If his friend was that worried about him, why didn't he tell someone about his friend's intentions? 

He still might have been alive today if his friend had spoken up. 

As a paramedic, I have run into this many times before with both outcomes. If he was suffering from PTSD, or even mental problems, there is plenty of help out there.


----------



## sysop32 (Mar 17, 2013)

I don't think they were exactly bff's ..... I have lots of friends here but would hardly call them bff's and I am quite sure they don't worry much about my well being - nor do I worry about theirs.

Here in Ph there is only the help that you pay for - and the last one to admit that you have mental problems are yourself.
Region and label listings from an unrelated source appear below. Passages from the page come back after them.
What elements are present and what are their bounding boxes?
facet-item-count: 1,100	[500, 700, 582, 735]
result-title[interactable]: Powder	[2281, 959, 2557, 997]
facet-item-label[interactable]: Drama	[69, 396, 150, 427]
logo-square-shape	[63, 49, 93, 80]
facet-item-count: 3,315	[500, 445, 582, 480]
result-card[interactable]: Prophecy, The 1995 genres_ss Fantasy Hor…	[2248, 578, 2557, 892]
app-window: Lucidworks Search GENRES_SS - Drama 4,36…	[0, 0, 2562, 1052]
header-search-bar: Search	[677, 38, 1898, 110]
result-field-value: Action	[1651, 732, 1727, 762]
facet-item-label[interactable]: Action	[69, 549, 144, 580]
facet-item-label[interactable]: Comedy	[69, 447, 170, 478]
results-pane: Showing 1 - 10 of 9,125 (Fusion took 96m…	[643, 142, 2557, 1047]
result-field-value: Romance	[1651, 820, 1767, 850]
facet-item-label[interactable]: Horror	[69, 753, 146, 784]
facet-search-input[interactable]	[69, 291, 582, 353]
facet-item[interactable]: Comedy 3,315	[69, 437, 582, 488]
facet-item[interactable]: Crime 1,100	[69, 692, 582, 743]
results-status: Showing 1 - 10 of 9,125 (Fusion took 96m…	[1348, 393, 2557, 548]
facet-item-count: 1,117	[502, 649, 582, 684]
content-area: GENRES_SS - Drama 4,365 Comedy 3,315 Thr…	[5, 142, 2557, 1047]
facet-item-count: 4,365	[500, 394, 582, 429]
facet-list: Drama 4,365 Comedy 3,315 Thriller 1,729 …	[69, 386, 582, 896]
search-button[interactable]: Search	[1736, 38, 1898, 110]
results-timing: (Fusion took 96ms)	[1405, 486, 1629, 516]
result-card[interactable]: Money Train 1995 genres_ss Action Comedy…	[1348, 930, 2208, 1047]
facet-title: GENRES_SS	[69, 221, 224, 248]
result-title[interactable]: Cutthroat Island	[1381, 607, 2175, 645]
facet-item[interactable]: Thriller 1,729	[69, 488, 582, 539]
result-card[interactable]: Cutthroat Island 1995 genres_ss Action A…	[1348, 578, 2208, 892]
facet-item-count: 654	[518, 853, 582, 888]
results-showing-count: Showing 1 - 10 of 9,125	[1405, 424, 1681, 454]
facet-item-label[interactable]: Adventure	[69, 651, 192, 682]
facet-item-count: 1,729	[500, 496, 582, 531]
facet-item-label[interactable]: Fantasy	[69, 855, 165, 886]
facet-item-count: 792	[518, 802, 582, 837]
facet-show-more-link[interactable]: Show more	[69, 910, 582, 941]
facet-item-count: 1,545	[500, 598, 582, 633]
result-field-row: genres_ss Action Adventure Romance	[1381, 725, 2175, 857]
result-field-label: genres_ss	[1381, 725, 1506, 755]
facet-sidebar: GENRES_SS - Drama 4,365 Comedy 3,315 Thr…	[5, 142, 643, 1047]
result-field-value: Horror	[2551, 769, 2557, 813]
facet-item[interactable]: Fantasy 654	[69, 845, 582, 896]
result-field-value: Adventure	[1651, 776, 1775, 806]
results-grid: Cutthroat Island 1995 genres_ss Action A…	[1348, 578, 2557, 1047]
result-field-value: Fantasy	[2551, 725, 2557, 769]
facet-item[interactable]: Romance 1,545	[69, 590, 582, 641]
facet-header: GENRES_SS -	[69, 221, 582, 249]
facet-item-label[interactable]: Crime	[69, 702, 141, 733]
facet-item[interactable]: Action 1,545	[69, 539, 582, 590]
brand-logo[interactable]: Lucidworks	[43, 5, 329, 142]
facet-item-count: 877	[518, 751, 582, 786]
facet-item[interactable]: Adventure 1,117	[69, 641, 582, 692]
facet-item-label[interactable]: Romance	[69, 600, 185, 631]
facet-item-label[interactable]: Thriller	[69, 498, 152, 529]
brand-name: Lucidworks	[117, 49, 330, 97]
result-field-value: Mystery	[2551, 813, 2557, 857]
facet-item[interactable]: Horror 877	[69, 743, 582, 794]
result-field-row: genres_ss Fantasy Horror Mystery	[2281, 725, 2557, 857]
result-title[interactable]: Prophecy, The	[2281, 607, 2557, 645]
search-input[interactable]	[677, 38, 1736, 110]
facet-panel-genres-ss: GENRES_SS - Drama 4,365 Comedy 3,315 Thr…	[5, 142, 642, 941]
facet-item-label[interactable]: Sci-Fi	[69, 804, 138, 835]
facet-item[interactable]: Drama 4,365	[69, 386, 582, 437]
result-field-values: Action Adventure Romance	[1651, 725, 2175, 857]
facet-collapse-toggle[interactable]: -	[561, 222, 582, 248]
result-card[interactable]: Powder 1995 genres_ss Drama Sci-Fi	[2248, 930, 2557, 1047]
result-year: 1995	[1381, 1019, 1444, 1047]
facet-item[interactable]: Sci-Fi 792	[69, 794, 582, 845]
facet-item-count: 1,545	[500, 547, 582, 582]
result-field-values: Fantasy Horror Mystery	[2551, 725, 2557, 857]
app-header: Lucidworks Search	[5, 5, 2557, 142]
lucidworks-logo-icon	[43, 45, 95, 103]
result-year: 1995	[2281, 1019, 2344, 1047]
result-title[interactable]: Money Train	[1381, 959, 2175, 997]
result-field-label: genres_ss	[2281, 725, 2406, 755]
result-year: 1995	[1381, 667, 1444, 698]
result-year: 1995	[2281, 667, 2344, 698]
It's really the last place on Earth you want to go if your mind is messed up.

Rest in Peace!


----------



## Asian Spirit (Mar 1, 2010)

sysop32 said:


> I don't think they were exactly bff's ..... I have lots of friends here but would hardly call them bff's and I am quite sure they don't worry much about my well being - nor do I worry about theirs.
> 
> Here in Ph there is only the help that you pay for - and the last one to admit that you have mental problems are yourself. It's really the last place on Earth you want to go if your mind is messed up.
> 
> Rest in Peace!


Having good friends here is entirely dependent on who you are and what kind of person one is as well.
There are many good expats that make an excellent friend. The same goes for the locals as well.
In the 10 years of marriage and living here, I have far more good Filipino friends than expats. Serving on the police here for almost that entire time, I have had to put my life in the hands of locals on several occasions and have never had a concern.
Just depends on the type of people ya choose for friends. To have a friend that cares about you and your life and welfare, you have to be that same kind of friend...


----------